Alors, il s’agit de l’illustration d’un dilemme et d’un comportement caractéristique d’une époque et d’un système pervertis, c’est-à-dire d’une politique complètement faussaire. Cette politique est décidée le plus souvent, presque exclusivement, pour des motifs très indirectement liés aux cas apparemment concernés, souvent au seul niveau des effets indirects sur d’autres domaines, très souvent sans rapport d’analyse avec les “cas concernés”. En ce sens, la remarque ironique et sarcastique de Beck trouve une certaine justification. Plus encore, la décision d’Obama, si inhabituelle par rapport au comportement auquel il nous a habitués, nous montre combien il est, finalement, bien plus préoccupés de sa position intérieure, des attaques dont il est l’objet, du mécontentement intérieur ici et là, que des affaires extérieures (sauf pour leurs effets intérieurs). Cette situation est si évidente pour l’Afghanistan, à côté des grandes théories pompeuses sur les grands intérêts stratégiques et les “Grands Jeux” qu’on nous cite souvent, qu’on voit difficilement comment une telle guerre peut aboutir à une issue autre que catastrophique tant elle est considérée pour tant d’autres choses que ce qu’elle est. Certes, il y a de belles thèses, des instants de panique, lorsqu’on cite la géopolitique de l’énergie, les craintes pour le nucléaire pakistanais, et même le terrorisme auquel certains doivent tout de même croire, mais ce ne sont que des accidents de la délibération et une justification des experts de leurs salaires et de leur importance à leurs propres yeux. L’essentiel de la décision est aujourd’hui menée pour toutes les raisons du monde, dans ses modalités, dans ses caractéristiques, sauf pour des raisons opérationnelles objectivement appréciées pour elles-mêmes. Cela nous conduit à la conclusion plus générale, déjà suggérée ou affirmée tant de fois par nous, que, quoi qu’il en soit, les crises fondamentales sont aujourd’hui au cœur du système et nullement dans les aventures extérieures folles et nihilistes que ce système a lancées. Ces aventures n’ont d’effet politique réel que par leurs effets sur ces crises intérieures.

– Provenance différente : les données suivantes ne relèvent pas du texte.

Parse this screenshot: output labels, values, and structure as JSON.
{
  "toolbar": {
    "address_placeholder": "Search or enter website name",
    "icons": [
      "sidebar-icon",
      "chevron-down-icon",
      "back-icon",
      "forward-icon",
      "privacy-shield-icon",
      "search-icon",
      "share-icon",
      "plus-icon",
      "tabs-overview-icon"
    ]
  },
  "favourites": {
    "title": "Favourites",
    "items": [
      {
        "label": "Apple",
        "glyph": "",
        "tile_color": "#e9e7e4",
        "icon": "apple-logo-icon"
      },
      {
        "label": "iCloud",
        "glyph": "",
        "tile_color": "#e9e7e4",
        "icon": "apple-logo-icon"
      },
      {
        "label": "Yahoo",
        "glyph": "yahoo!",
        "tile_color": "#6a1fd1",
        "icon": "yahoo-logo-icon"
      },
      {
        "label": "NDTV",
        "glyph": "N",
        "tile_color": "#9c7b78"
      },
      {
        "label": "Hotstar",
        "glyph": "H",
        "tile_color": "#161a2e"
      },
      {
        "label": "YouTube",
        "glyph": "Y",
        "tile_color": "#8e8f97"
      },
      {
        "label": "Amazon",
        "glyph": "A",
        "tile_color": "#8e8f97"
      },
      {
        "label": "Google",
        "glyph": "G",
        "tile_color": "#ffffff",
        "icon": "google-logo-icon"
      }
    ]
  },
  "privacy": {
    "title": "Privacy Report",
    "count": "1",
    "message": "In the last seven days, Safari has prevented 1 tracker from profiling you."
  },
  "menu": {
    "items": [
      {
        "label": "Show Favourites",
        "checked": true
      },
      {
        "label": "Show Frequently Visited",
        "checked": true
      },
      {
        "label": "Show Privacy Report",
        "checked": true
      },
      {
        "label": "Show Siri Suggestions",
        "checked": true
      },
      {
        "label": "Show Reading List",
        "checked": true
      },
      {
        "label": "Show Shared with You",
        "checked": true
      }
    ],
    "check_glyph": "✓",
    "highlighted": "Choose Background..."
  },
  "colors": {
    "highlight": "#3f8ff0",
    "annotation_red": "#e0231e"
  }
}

…Ce qui ne fait pas pour autant de la décision d’Obama vis-à-vis de Fox.News une décision avisée. Effectivement, comme le dit la conclusion citée plus haut, elle risque bien d’encore plus exacerber l’action anti-Obama du réseau Fox.News et de ses alliés de la droite nihiliste du parti républicain. D’autre part, la réaction d’Obama se comprend… Etc., etc., tout et son contraire car la situation est depuis si longtemps infectée par le virtualisme, la “politique de l’idéologie et de l’instinct” et tout ce qui va avec qu’aucune décision ne peut plus apporter de satisfaction complète ni s’avérer réellement avisée.